Dave LeGarde: Marathon's early days set great precedent
The earliest memory I have of Grandma's Marathon is standing on Superior Street near Fitger's watching Garry Bjorklund float past like he was out for a Sunday stroll. He ran with striking fluidity, his face showing no effects of having just run m...
The earliest memory I have of Grandma's Marathon is standing on Superior Street near Fitger's watching Garry Bjorklund float past like he was out for a Sunday stroll. He ran with striking fluidity, his face showing no effects of having just run more than 23 miles.
It was the peak of an amazing career for the Proctor High School graduate, who also starred at the University of Minnesota and competed in the 1976 Montreal Olympics.

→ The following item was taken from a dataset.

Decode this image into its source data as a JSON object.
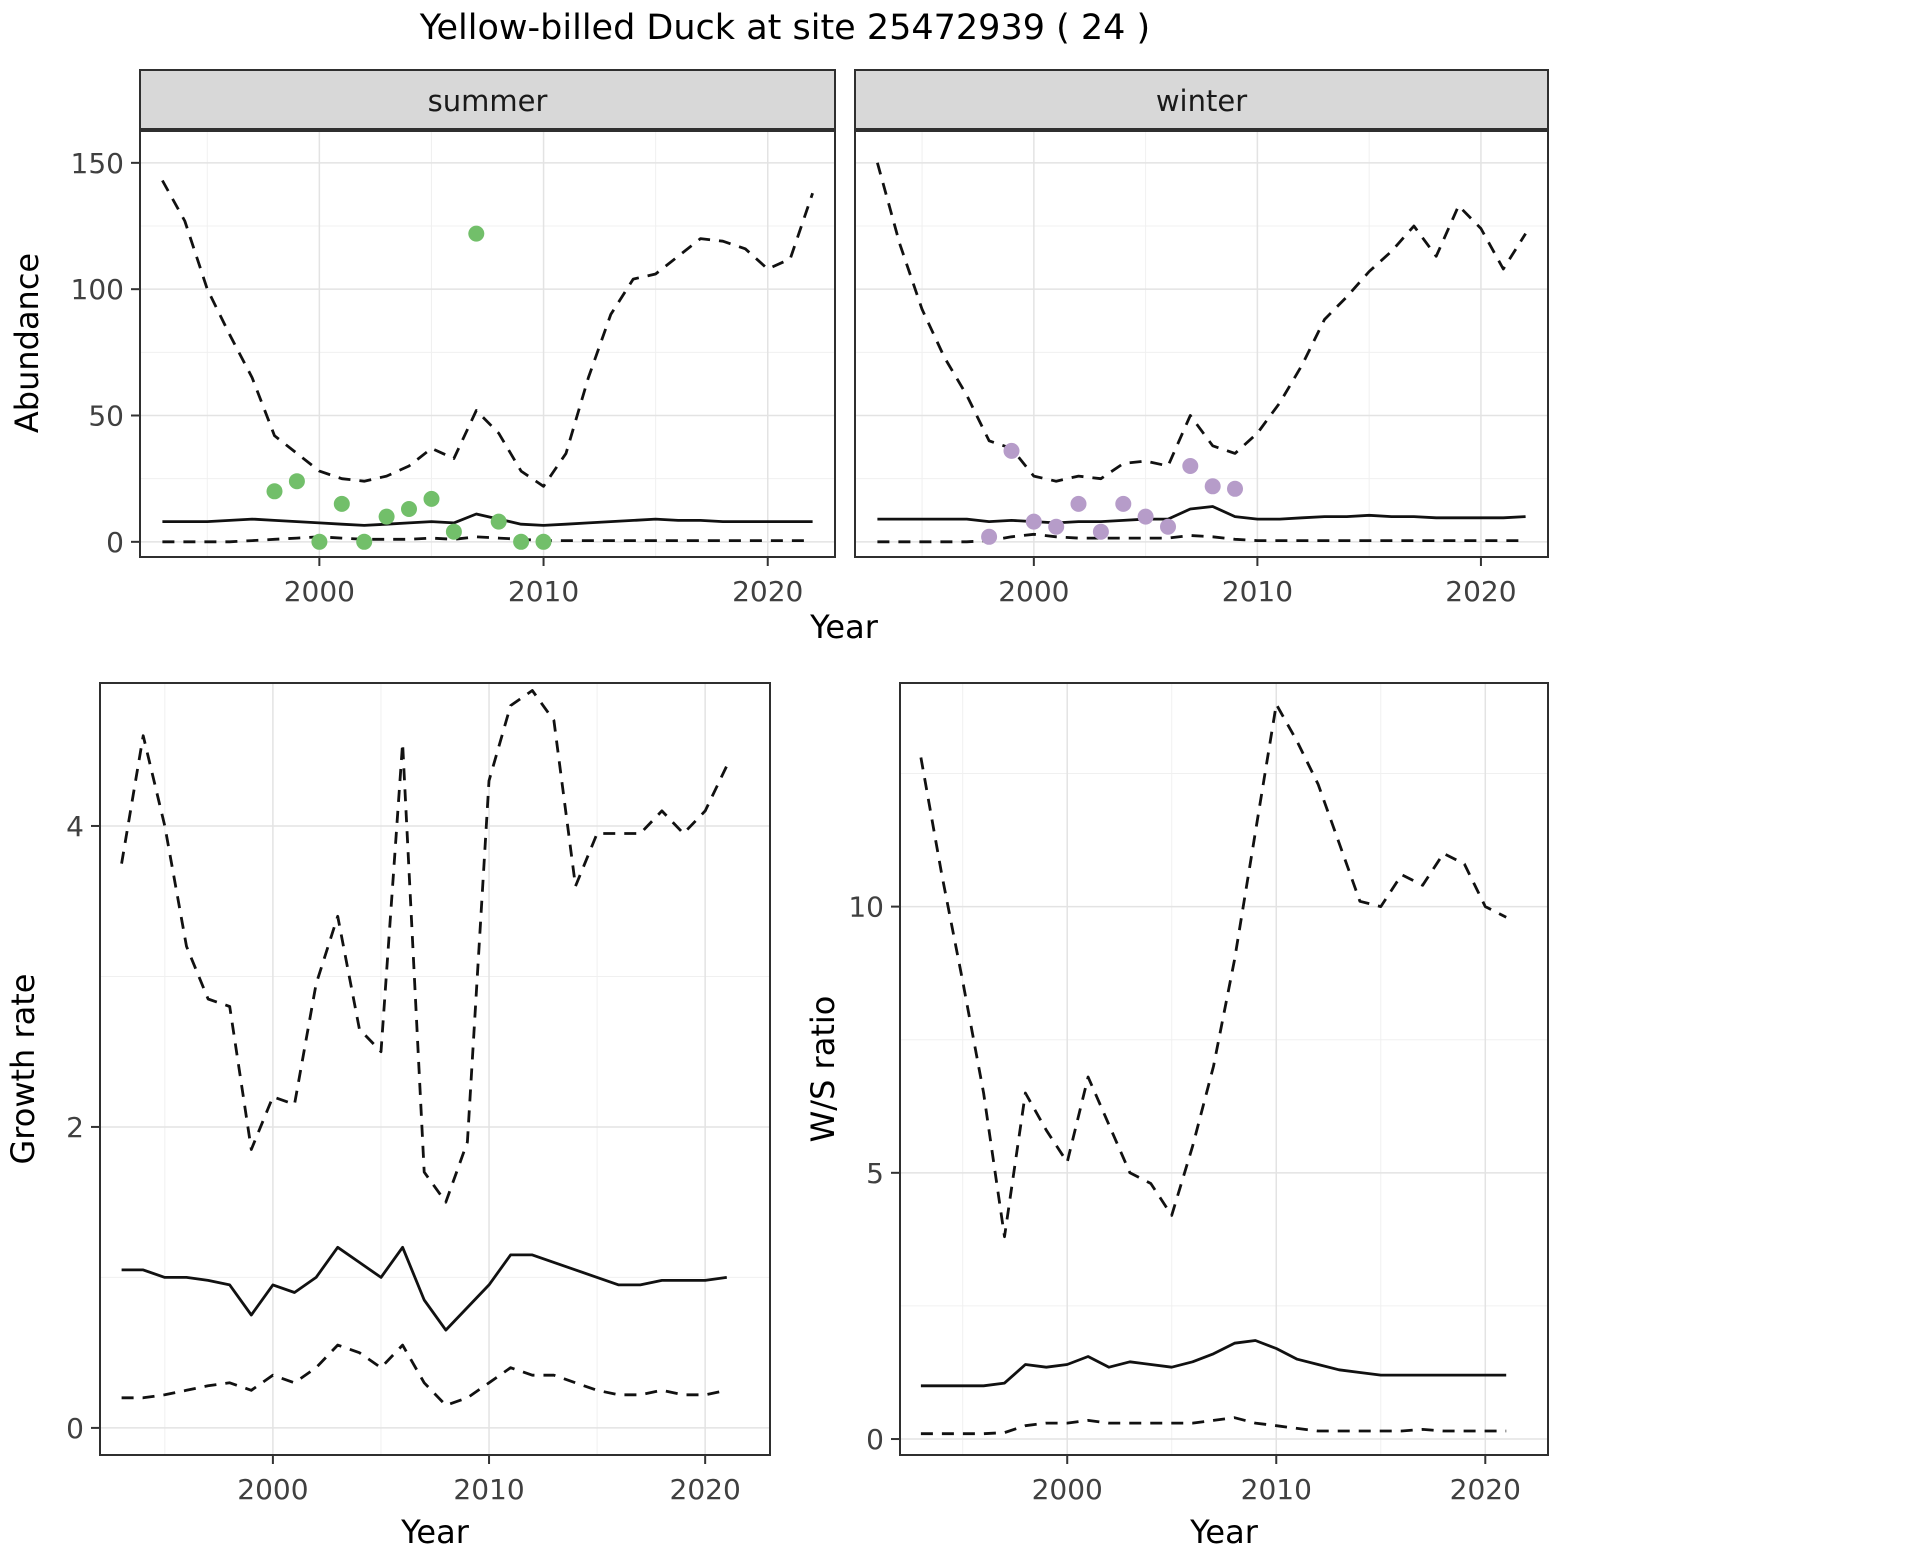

He is among the most decorated distance runners in state history.
Bjorklund won going away that June morning in 1980, easily besting the field of 3,000 for his second Grandma's victory. His time of 2 hours and 10 minutes was among the world's best, and put Duluth on the international map of quality marathons.
The next year, despite some reputable competition, he was again the favorite. Conditions that morning were ideal, as overcast skies, drizzle and temperatures in the low 50s helped make for an unforgettable race.
Matching the defending champ stride for stride that day was Dick Beardsley, who was actually an employee at a running store owned by Bjorklund. The two Minnesotans left everyone in their wake shortly after the gun went off.
Cruising down the North Shore through fog and mist, it was a two-man race for nearly 20 miles. They even shared water and took turns in the lead as they headed for London Road. It looked like the duel would last to the very end.
Bjorklund briefly pushed ahead, only to have his rival throw in a tremendous surge near the Lester River Bridge.
For the remainder of the race, Beardsley went even harder as heavy crowds lined the streets of downtown Duluth to witness the closing miles.
Beardsley's winning time of 2:09:36 remains a course record and is the benchmark most often referred to when the event arrives each year. It is clearly the defining moment in Grandma's Marathon history.
From the top of what was then the railroad overpass on Fifth Avenue West, I had a great vantage point of the action. Several memories come to mind when the local news channels show footage from that morning.
There was an electricity and buzz through downtown as the race progressed. Spectators with transistor radios relayed reports from the course about two runners who had broken from the pack. Everyone was talking about Bjorklund.
When Beardsley finally pulled away, attention turned to a possible course record as the anticipation grew with each passing minute. The crowd on the overpass became thicker as someone announced he was only a few blocks away.
Suddenly, a loud roar went up from fans near the Radisson on Superior Street, where a herd of bicycles was turning down the avenue. In a practice long since outlawed by Grandma's officials, at least 20 cyclists were just in front of the leader.
This group of race officials and citizens rolled right in front of me, with Beardsley somewhat hidden just a few steps behind. It was quite a sight to behold, and, as the group sped downward toward the DECC, I remember being worried about a crash.
Shortly after, Bjorklund came by. Looking a bit fatigued, he still had the look of a champion as he began the final mile. His time of 2:11 would still be a world-class effort more than 25 years later.
As that excitement died down, talk began about the women's race and a potential record-setting performance. Just a short time later, New Zealand's Lorraine Moller flew by on her way to doing just that.
It's fun to look back on the early years of the race. The event, and the city, have changed in many ways since then.
The railroad overpass I referred to earlier is now above a freeway. Runners now see a giant ship permanently docked just a few hundred yards from the finish. The accompanying kids' races, 5K run, half marathon and fitness expo bring even more people to the Twin Ports.
Grandma's Marathon has made remarkable progress, yet the mission remains the same. It's perhaps the most runner-friendly race in the country, and it provides an unmatched experience for spectators as well.